I'm sure an element would. Are you claiming that such an element is dominant? Because that's the only way your "Nazi" claims stand up. Otherwise, the BNP are no different to the Conservative Party in being right-wing and including a minority of anti-Semitic cuntrags.
 
and we are meant to believe that's an entirely contingent circumstance, unrelated to his membership of the organisation?

No, we're meant to not make assumptions based primarily on our preconceptions and prejudices. Prove your claim and we might get somewhere, otherwise you're just singing the SWP/UAF "BNP are Nazis" song that makes so many non-aligned (to the SWP/UAF) anti-fascists roll their eyes.
 
I'm saying that what a Miliband government would set out to achieve was to adapt social democratic institutions (to the extent that they still exist - like the NHS), to a wider neoliberal framework *rather than* see them "dismantled and handed over" at quite the same rate. Of course this is not sufficient, and generally entails further attacks. But it's not the same as an outright promotion of neoliberalism for its own sake.
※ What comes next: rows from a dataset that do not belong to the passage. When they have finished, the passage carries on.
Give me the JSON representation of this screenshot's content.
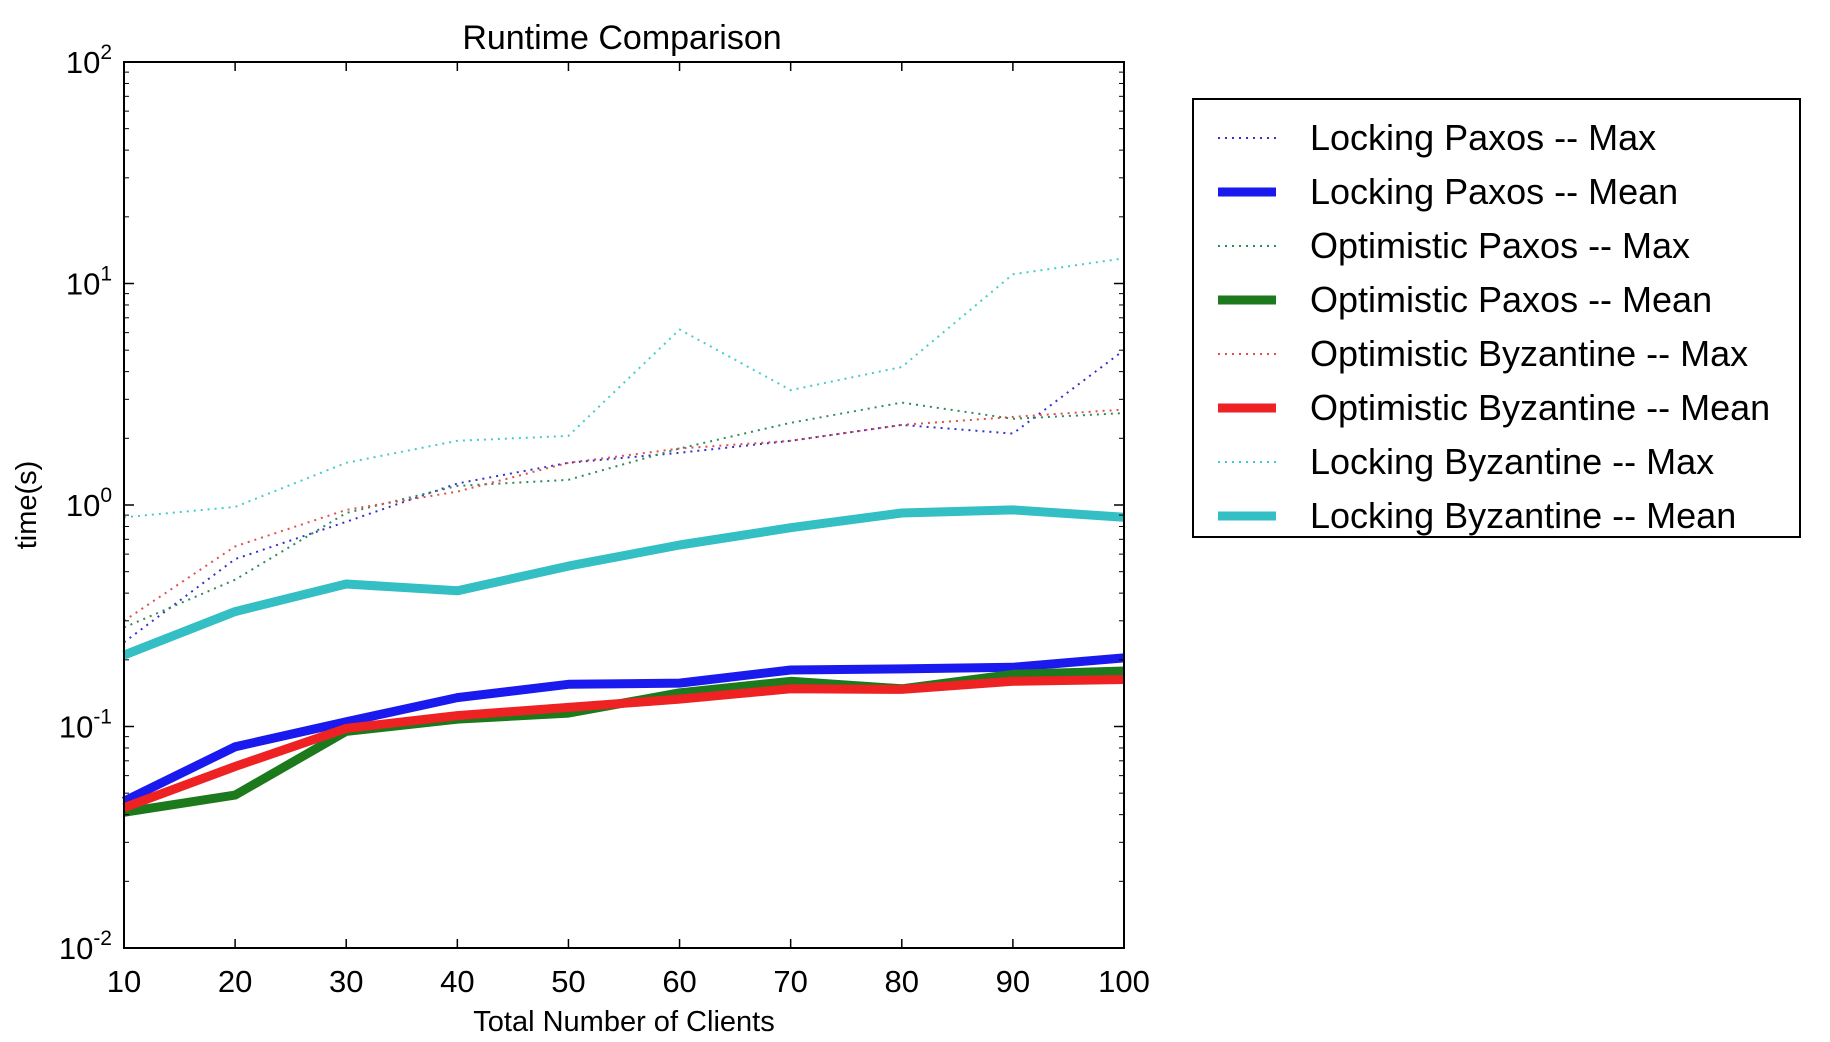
{
  "chart_data": {
    "type": "line",
    "title": "Runtime Comparison",
    "xlabel": "Total Number of Clients",
    "ylabel": "time(s)",
    "yscale": "log",
    "xlim": [
      10,
      100
    ],
    "ylim": [
      0.01,
      100
    ],
    "x": [
      10,
      20,
      30,
      40,
      50,
      60,
      70,
      80,
      90,
      100
    ],
    "x_tick_labels": [
      "10",
      "20",
      "30",
      "40",
      "50",
      "60",
      "70",
      "80",
      "90",
      "100"
    ],
    "y_ticks": [
      {
        "base": "10",
        "exp": "-2",
        "value": 0.01
      },
      {
        "base": "10",
        "exp": "-1",
        "value": 0.1
      },
      {
        "base": "10",
        "exp": "0",
        "value": 1
      },
      {
        "base": "10",
        "exp": "1",
        "value": 10
      },
      {
        "base": "10",
        "exp": "2",
        "value": 100
      }
    ],
    "grid": false,
    "legend_position": "outside right, top",
    "series": [
      {
        "name": "Locking Paxos -- Max",
        "style": "dotted",
        "color": "#3333cc",
        "values": [
          0.24,
          0.57,
          0.84,
          1.25,
          1.55,
          1.72,
          1.95,
          2.3,
          2.1,
          5.0
        ]
      },
      {
        "name": "Locking Paxos -- Mean",
        "style": "solid",
        "color": "#1a1aee",
        "values": [
          0.046,
          0.081,
          0.105,
          0.135,
          0.155,
          0.157,
          0.18,
          0.182,
          0.185,
          0.204
        ]
      },
      {
        "name": "Optimistic Paxos -- Max",
        "style": "dotted",
        "color": "#2e8b57",
        "values": [
          0.28,
          0.46,
          0.92,
          1.22,
          1.3,
          1.8,
          2.35,
          2.9,
          2.45,
          2.6
        ]
      },
      {
        "name": "Optimistic Paxos -- Mean",
        "style": "solid",
        "color": "#1c7a1c",
        "values": [
          0.041,
          0.049,
          0.095,
          0.108,
          0.115,
          0.142,
          0.16,
          0.148,
          0.172,
          0.178
        ]
      },
      {
        "name": "Optimistic Byzantine -- Max",
        "style": "dotted",
        "color": "#e05050",
        "values": [
          0.3,
          0.65,
          0.95,
          1.15,
          1.55,
          1.8,
          1.95,
          2.3,
          2.5,
          2.7
        ]
      },
      {
        "name": "Optimistic Byzantine -- Mean",
        "style": "solid",
        "color": "#ee2222",
        "values": [
          0.043,
          0.066,
          0.098,
          0.112,
          0.122,
          0.133,
          0.148,
          0.147,
          0.16,
          0.163
        ]
      },
      {
        "name": "Locking Byzantine -- Max",
        "style": "dotted",
        "color": "#44cccc",
        "values": [
          0.88,
          0.98,
          1.55,
          1.95,
          2.05,
          6.2,
          3.3,
          4.2,
          11.0,
          13.0
        ]
      },
      {
        "name": "Locking Byzantine -- Mean",
        "style": "solid",
        "color": "#33bfc4",
        "values": [
          0.21,
          0.33,
          0.44,
          0.41,
          0.53,
          0.66,
          0.79,
          0.92,
          0.95,
          0.88
        ]
      }
    ]
  }
}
It's worse, because it gives people false hope of a new dawn, then sneaks neoliberalism in anyway. That you can't see that tells me that you either have the political nous of a dead cat, or are as politically-amoral as Tony Blair.
 
No, we're meant to not make assumptions based primarily on our preconceptions and prejudices. Prove your claim and we might get somewhere, otherwise you're just singing the SWP/UAF "BNP are Nazis" song that makes so many non-aligned (to the SWP/UAF) anti-fascists roll their eyes.
The question of Aryan vs White Supremacy is not germane to the point I was making, namely that the fascist state control of production cannot be considered "to the left" of pro-free market/private property neoliberals. They are not opposites.
 
The question of Aryan vs White Supremacy is not germane to the point I was making, namely that the fascist state control of production cannot be considered "to the left" of pro-free market/private property neoliberals. They are not opposites.

Why can't it be considered "to the left"? Is corporatist quasi-democratic control a la Italy more "right-wing" than the combination of "oligarchy and robber-baronage with a dab of amelioration" that we've got. Look beyond your own narrow definitions of "left" and "right", and stop kidding yourself that it's all as simple as you like to make out.
 
It's worse, because it gives people false hope of a new dawn, then sneaks neoliberalism in anyway. That you can't see that tells me that you either have the political nous of a dead cat, or are as politically-amoral as Tony Blair.
This is a silly argument - the same one that said the creation of the welfare state/NHS were damaging because it reconciled people to the continuation of capitalism
 
I haven't done an exhaustive study of all such forms, but in the main they were, certainly.

Read Tooze's "Wages of Destruction", Bracher's "The German Dictatorship", or a host of other scholarly works that deal with the economy and economics of Nazism. Co-operative forms of ownership in small businesses were most often along early mutual lines. Hardly reactionary, and something that neither the Nazis nor the corporates liked. Some were based on old guild systems that were reactionary, but German labour, between the second half of the 19th century and Nazism, was the most heavily unionised and co-operatively-based in Europe.
 
Strasserite tendencies coming out now I see! (+ what was "quasi-democratic" about Mussolini's Italy?)
So I'm a Strasserite? :facepalm:
Read up on the economic implications of Italian fascism. I suggest de Grand's "Italian Fascism". What was "quasi-democratic" about it, was that it attempted to co-operativise agricultural production (Italy's main industry at the time) to the benefit of both the state and the peasantry.
 
This is a silly argument - the same one that said the creation of the welfare state/NHS were damaging because it reconciled people to the continuation of capitalism

If you believe that's the same argument,you're either even more stupid or even more dishonest than I'd previously thought.